Un des deux flics toussote afin de marquer sa présence et demande à Franck ce qu’il s’est réellement passé. Des recherches ont été effectuées à des kilomètres à la ronde et les appels téléphoniques, on ne les compte plus. Sur sa lancée, il s’excuse, il ne s’est pas présenté, « Inspecteur Jeff Cattrysse et voici mon collègue, l’inspecteur David Bartels. »
- Monsieur Nussdorfer, où étiez-vous donc ces quarante-huit dernières heures?
Franck s’assoit et tente de se ressaisir. Il ne comprend rien, l’ex-scientifique ne maîtrise pas du tout cette situation énigmatique. Aurait-il perdu connaissance à son propre insu ? Mais non, il s’en serait aperçu dès qu’il aurait repris ses esprits. Gillian essuie ses larmes, l’émotion reste vive. Les deux flics s’impatientent, ils attendent une explication.
- Prenez-vous des médicaments qui pourraient justifier cette « absence » ? demande Cattrysse tout en mimant au moyen de ses deux index les guillemets au moment où il articule le mot absence.
- Non, les médicaments que j’utilise sont tout à fait inoffensifs et anodins, ils n’ont aucun effet secondaire.h
- Écoutez, monsieur Nussdoffer, vous êtes chez vous et c’est très bien. Nous vous proposons une hospitalisation afin d’écarter tout souci de santé. Vous avez déjà été victime paraît-il d’une attaque cérébrale. Il serait dommage de zapper un problème médical important. Et ensuite, revenez au poste de police, il y aura des documents à remplir, poursuit Cattrysse sur un ton qui ne cache pas un certain énervement.
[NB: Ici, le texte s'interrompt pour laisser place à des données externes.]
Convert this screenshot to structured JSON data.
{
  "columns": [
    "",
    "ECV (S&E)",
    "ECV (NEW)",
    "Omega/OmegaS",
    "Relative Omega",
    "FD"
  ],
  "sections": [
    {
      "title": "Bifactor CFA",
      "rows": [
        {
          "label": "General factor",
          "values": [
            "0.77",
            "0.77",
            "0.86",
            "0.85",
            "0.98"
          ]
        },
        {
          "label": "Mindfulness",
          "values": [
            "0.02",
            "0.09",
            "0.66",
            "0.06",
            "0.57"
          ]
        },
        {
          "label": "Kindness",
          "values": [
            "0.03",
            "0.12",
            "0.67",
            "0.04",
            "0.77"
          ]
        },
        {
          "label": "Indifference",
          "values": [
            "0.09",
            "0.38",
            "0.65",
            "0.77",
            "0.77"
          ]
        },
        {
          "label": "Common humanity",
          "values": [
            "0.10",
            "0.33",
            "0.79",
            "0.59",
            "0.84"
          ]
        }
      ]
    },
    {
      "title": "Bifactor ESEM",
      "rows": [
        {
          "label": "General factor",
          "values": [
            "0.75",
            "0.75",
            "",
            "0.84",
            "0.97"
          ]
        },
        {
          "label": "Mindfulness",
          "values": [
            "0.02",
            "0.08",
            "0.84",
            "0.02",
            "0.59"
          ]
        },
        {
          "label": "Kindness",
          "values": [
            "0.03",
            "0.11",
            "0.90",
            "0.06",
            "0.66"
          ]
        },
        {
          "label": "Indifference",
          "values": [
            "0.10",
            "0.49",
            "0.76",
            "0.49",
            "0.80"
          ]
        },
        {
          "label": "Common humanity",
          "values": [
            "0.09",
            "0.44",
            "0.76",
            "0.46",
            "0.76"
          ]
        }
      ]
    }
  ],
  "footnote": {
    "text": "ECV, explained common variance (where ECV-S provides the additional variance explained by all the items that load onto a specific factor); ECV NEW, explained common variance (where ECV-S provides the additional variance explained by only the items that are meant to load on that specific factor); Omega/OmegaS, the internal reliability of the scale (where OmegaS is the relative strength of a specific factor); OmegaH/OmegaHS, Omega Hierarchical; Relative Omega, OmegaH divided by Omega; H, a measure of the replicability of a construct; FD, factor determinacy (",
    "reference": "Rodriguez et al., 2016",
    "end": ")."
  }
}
- Je suis désolé de vous avoir causé autant de soucis, vraiment. Mais je cherche encore ce qu’il m’est arrivé, murmure Franck Nussdoffer tout en haussant les épaules afin de marquer son interrogation.
- Vous n’auriez pas par hasard passé ces deux derniers jours chez une petite amie ? demande Cattrysse afin d’enfoncer le clou un maximum.
- Nous allons vous laisser tous les deux, reprend Bartels, un peu gêné par la question acerbe de son collègue.